Tiến received the Golden Hand Award (Giải thưởng Bàn Tay Vàng) in 2016 from the Vietnam Union of Science and Technology Associations in cooperation with Vietnam Intellectual Property Office for professional excellence in the pharmaceutical field. In 2017, he won the title Nam Vương Người Việt Thế Giới (Vietnamese World King) in the United States, which served as his entry point into the Vietnamese entertainment industry.

==Controversies==

On 14 July 2025, Tiến announced the development of an AI chatbot called "ChatDST," claiming it was superior to ChatGPT and utilized 12 Nvidia A100 GPUs with 960GB VRAM. However, LeadTek Vietnam, the official Nvidia distributor, confirmed they had never sold A100 chips to him, and technical specifications were questioned by AI experts.

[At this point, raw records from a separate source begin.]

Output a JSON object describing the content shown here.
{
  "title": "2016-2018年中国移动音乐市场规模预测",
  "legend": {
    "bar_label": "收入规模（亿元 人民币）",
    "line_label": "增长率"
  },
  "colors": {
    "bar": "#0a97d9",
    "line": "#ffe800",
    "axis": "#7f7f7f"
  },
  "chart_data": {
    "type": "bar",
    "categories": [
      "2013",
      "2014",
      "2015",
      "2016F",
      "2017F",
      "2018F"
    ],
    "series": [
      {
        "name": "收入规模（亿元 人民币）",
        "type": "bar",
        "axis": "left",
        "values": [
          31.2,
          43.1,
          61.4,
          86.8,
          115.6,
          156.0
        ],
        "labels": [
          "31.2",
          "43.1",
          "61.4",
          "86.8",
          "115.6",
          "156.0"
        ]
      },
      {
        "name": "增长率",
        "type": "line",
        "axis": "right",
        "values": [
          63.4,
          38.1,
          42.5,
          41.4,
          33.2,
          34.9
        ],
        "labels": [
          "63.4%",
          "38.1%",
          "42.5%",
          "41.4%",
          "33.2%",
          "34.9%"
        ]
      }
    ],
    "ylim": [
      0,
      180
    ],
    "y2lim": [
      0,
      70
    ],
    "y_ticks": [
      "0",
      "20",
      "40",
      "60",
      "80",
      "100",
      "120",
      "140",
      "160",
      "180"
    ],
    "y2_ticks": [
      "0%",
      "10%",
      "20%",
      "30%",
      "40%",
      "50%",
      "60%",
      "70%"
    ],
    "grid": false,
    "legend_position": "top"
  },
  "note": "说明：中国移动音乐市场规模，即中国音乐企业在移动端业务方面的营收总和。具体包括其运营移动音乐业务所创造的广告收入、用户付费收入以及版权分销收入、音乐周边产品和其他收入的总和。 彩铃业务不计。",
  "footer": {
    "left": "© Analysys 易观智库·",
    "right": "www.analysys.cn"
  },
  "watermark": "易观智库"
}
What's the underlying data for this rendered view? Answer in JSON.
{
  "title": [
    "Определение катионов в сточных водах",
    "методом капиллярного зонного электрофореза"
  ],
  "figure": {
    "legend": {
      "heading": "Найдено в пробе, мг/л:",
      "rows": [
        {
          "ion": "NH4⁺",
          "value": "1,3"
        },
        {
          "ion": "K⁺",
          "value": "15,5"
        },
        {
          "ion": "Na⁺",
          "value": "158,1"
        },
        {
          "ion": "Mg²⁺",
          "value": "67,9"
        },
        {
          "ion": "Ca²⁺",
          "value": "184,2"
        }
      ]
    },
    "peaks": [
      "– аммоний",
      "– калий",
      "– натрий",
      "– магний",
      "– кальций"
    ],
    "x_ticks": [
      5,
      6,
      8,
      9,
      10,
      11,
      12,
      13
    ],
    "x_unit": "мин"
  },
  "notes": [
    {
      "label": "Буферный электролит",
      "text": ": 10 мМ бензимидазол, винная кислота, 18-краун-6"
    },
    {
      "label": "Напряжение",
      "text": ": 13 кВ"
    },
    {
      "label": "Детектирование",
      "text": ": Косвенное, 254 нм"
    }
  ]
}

The announcement video was subsequently removed from YouTube.

Tiến has also faced disputes with other entertainment industry figures and has been involved in various controversies regarding product endorsements and business practices, though he has denied connections to fraudulent supplement sales when such allegations arose in 2025.

==Technology ventures==

In 2024-2025, Tiến expanded into technology ventures, announcing several initiatives including the Chat DST AI application (scheduled for release October 2025), DST Mall e-commerce platform, and TRẺ CONNECT, a banking card for Vietnamese students developed in partnership with VietinBank and NAPAS.

==Public presence==

Tiến maintains an active social media presence with approximately 261,000 likes on his main Facebook page and over 600,000 subscribers across his YouTube channels. He is known for his elaborate fashion choices and dramatic public appearances, which have made him a recognizable figure in Vietnamese entertainment media.

As a beauty consultant, he provides professional advisory services to multiple spas and clinics nationwide and has trained over 3,000 students in beauty care practices across Vietnam.